Binance’s position took another hit as it found itself grappling with the fallout from the spectacular collapse of its rival, FTX, last November. The company’s spot trading volume spiraled down by a staggering 48% to $287 billion in April, according to CCData, marking its second-lowest monthly trading volume since 2021. Yet, amidst the turmoil, Binance’s derivatives market share managed to climb to an all-time high of 64.0% in March.

The shifting sands of the regulatory landscape are speculated to be driving many investors and institutions into a cautious retreat.

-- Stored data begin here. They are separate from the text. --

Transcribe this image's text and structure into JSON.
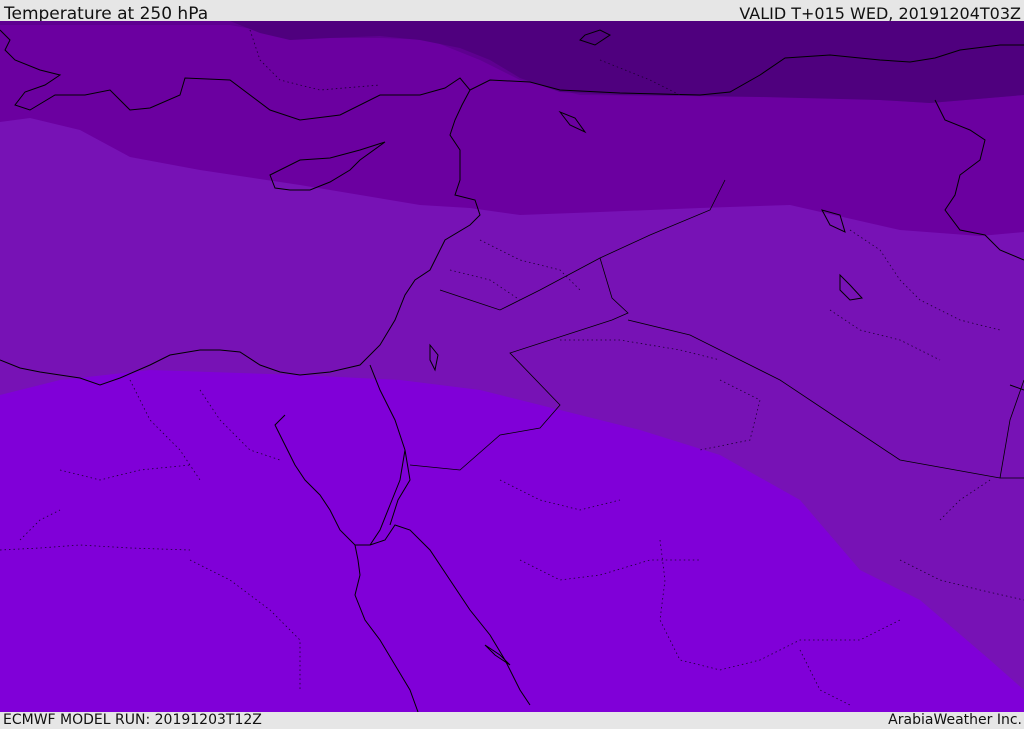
{
  "header": {
    "title": "Temperature at 250 hPa",
    "valid": "VALID T+015 WED, 20191204T03Z"
  },
  "footer": {
    "model_run": "ECMWF MODEL RUN: 20191203T12Z",
    "credit": "ArabiaWeather Inc."
  },
  "map": {
    "bands": [
      {
        "level": 1,
        "color": "#4f007e"
      },
      {
        "level": 2,
        "color": "#5e0090"
      },
      {
        "level": 3,
        "color": "#6b00a0"
      },
      {
        "level": 4,
        "color": "#7712b5"
      },
      {
        "level": 5,
        "color": "#8000d8"
      }
    ],
    "coastline_color": "#000000",
    "border_style": "dotted"
  }
}
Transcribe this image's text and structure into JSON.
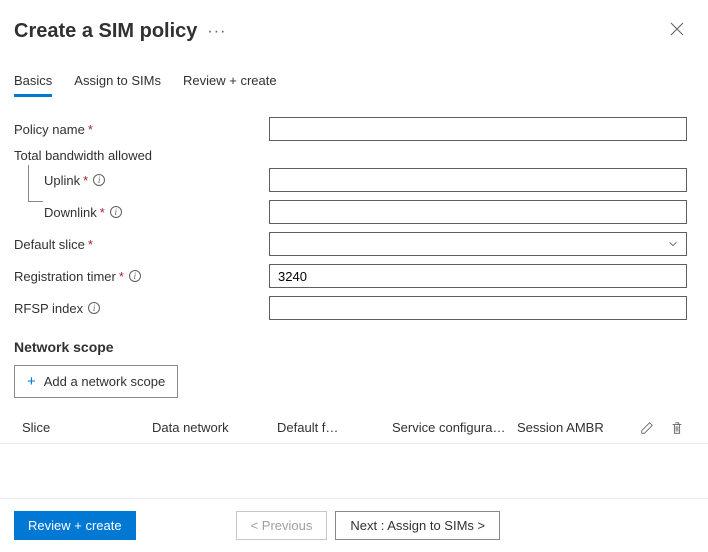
{
  "header": {
    "title": "Create a SIM policy",
    "ellipsis": "···"
  },
  "tabs": {
    "basics": "Basics",
    "assign": "Assign to SIMs",
    "review": "Review + create"
  },
  "form": {
    "policy_name": {
      "label": "Policy name",
      "value": ""
    },
    "bandwidth_group": "Total bandwidth allowed",
    "uplink": {
      "label": "Uplink",
      "value": ""
    },
    "downlink": {
      "label": "Downlink",
      "value": ""
    },
    "default_slice": {
      "label": "Default slice",
      "value": ""
    },
    "registration_timer": {
      "label": "Registration timer",
      "value": "3240"
    },
    "rfsp_index": {
      "label": "RFSP index",
      "value": ""
    }
  },
  "network_scope": {
    "heading": "Network scope",
    "add_button": "Add a network scope",
    "columns": {
      "slice": "Slice",
      "data_network": "Data network",
      "default_f": "Default f…",
      "service_config": "Service configura…",
      "session_ambr": "Session AMBR"
    }
  },
  "footer": {
    "review_create": "Review + create",
    "previous": "< Previous",
    "next": "Next : Assign to SIMs >"
  }
}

The aftermath of FTX’s downfall, coupled with the growing stringency of U.S. regulations, has ignited a retreat from the crypto markets, leading to a significant plunge in trading volumes and liquidity.

A Silver Lining for Binance?

Noelle Acheson, the author of the “Crypto Is Macro Now” newsletter, offers a fascinating perspective. She asserts that the rapid decline in Bitcoin spot volumes on Binance serves as a litmus test, revealing the speculative nature of much of the exchange’s volumes. However, she presents a silver lining, noting, “While a drop in volumes is usually not a good sign for a market, in this case, it signals less speculative churn, which is healthier.”

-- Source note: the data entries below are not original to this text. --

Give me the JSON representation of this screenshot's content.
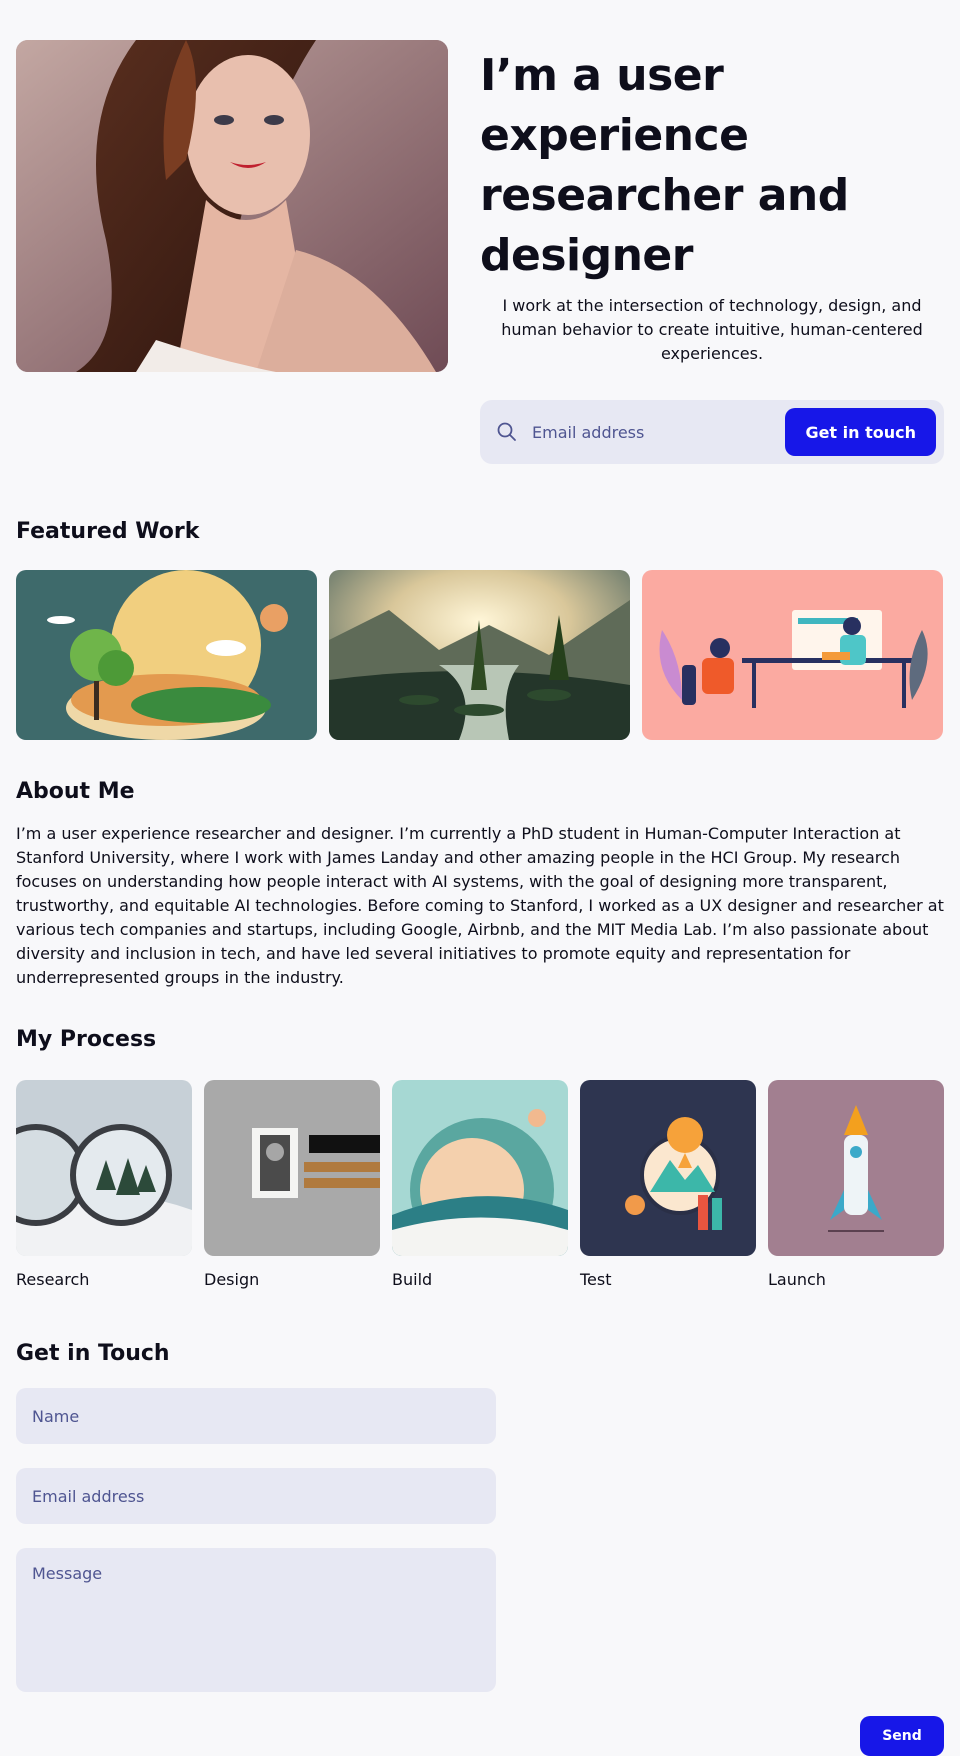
{
  "hero": {
    "title": "I’m a user experience\n researcher and\ndesigner",
    "subtitle": "I work at the intersection of technology, design, and human behavior to create intuitive, human-centered experiences.",
    "email_placeholder": "Email address",
    "cta_label": "Get in touch",
    "accent_color": "#1717e8"
  },
  "featured": {
    "title": "Featured Work"
  },
  "about": {
    "title": "About Me",
    "text": "I’m a user experience researcher and designer. I’m currently a PhD student in Human-Computer Interaction at Stanford University, where I work with James Landay and other amazing people in the HCI Group. My research focuses on understanding how people interact with AI systems, with the goal of designing more transparent, trustworthy, and equitable AI technologies. Before coming to Stanford, I worked as a UX designer and researcher at various tech companies and startups, including Google, Airbnb, and the MIT Media Lab. I’m also passionate about diversity and inclusion in tech, and have led several initiatives to promote equity and representation for underrepresented groups in the industry."
  },
  "process": {
    "title": "My Process",
    "steps": [
      {
        "label": "Research"
      },
      {
        "label": "Design"
      },
      {
        "label": "Build"
      },
      {
        "label": "Test"
      },
      {
        "label": "Launch"
      }
    ]
  },
  "contact": {
    "title": "Get in Touch",
    "name_placeholder": "Name",
    "email_placeholder": "Email address",
    "message_placeholder": "Message",
    "send_label": "Send"
  }
}
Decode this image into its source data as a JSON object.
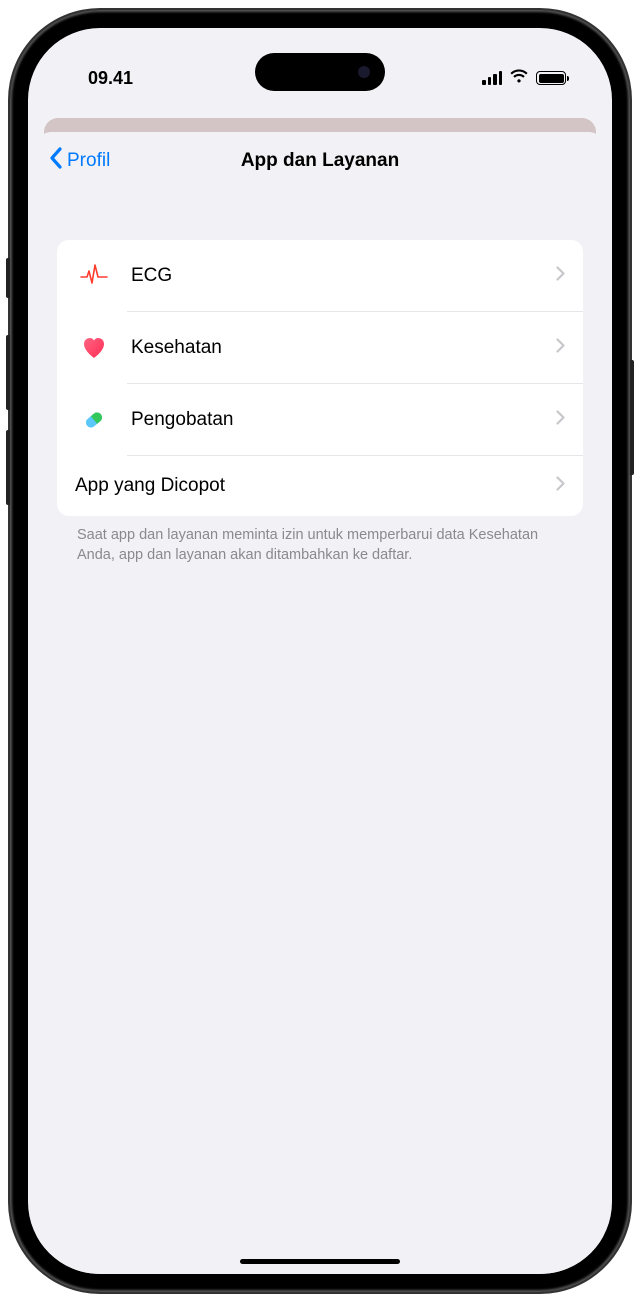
{
  "status": {
    "time": "09.41"
  },
  "nav": {
    "back_label": "Profil",
    "title": "App dan Layanan"
  },
  "list": {
    "items": [
      {
        "label": "ECG",
        "icon": "ecg-icon"
      },
      {
        "label": "Kesehatan",
        "icon": "health-icon"
      },
      {
        "label": "Pengobatan",
        "icon": "medication-icon"
      }
    ],
    "uninstalled_label": "App yang Dicopot"
  },
  "footer": {
    "text": "Saat app dan layanan meminta izin untuk memperbarui data Kesehatan Anda, app dan layanan akan ditambahkan ke daftar."
  }
}
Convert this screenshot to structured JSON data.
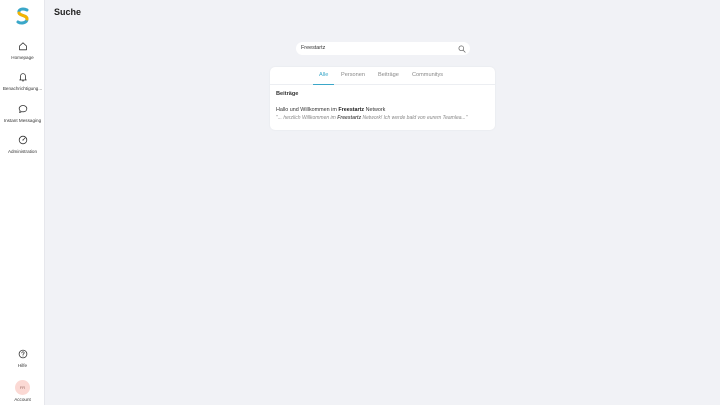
{
  "page": {
    "title": "Suche"
  },
  "sidebar": {
    "items": [
      {
        "label": "Homepage",
        "icon": "home-icon"
      },
      {
        "label": "Benachrichtigung...",
        "icon": "bell-icon"
      },
      {
        "label": "Instant Messaging",
        "icon": "chat-icon"
      },
      {
        "label": "Administration",
        "icon": "gauge-icon"
      }
    ],
    "help": {
      "label": "Hilfe",
      "icon": "question-circle-icon"
    },
    "account": {
      "label": "Account",
      "initials": "FR"
    }
  },
  "search": {
    "value": "Freestartz",
    "icon": "search-icon"
  },
  "tabs": [
    {
      "label": "Alle",
      "active": true
    },
    {
      "label": "Personen",
      "active": false
    },
    {
      "label": "Beiträge",
      "active": false
    },
    {
      "label": "Communitys",
      "active": false
    }
  ],
  "results": {
    "section_title": "Beiträge",
    "items": [
      {
        "title_prefix": "Hallo und Willkommen im ",
        "title_highlight": "Freestartz",
        "title_suffix": " Network",
        "snippet_prefix": "\"... herzlich Willkommen im ",
        "snippet_highlight": "Freestartz",
        "snippet_suffix": " Network! Ich werde bald von eurem Teamlea...\""
      }
    ]
  },
  "colors": {
    "accent": "#3aa7c9",
    "background": "#f1f2f6",
    "avatar_bg": "#fbd9d4"
  }
}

Despite the tumultuous events, Binance’s throne remains unclaimed, holding its position as the largest exchange by volume. Its nearest rivals, Coinbase and OKX, trail far behind, capturing a mere 5.60% and 5.39% of total spot trading, respectively.

Can Binance beat the increased regulation and maintain its unrivalled dominance in the face of its recent strategic changes? Only time will tell.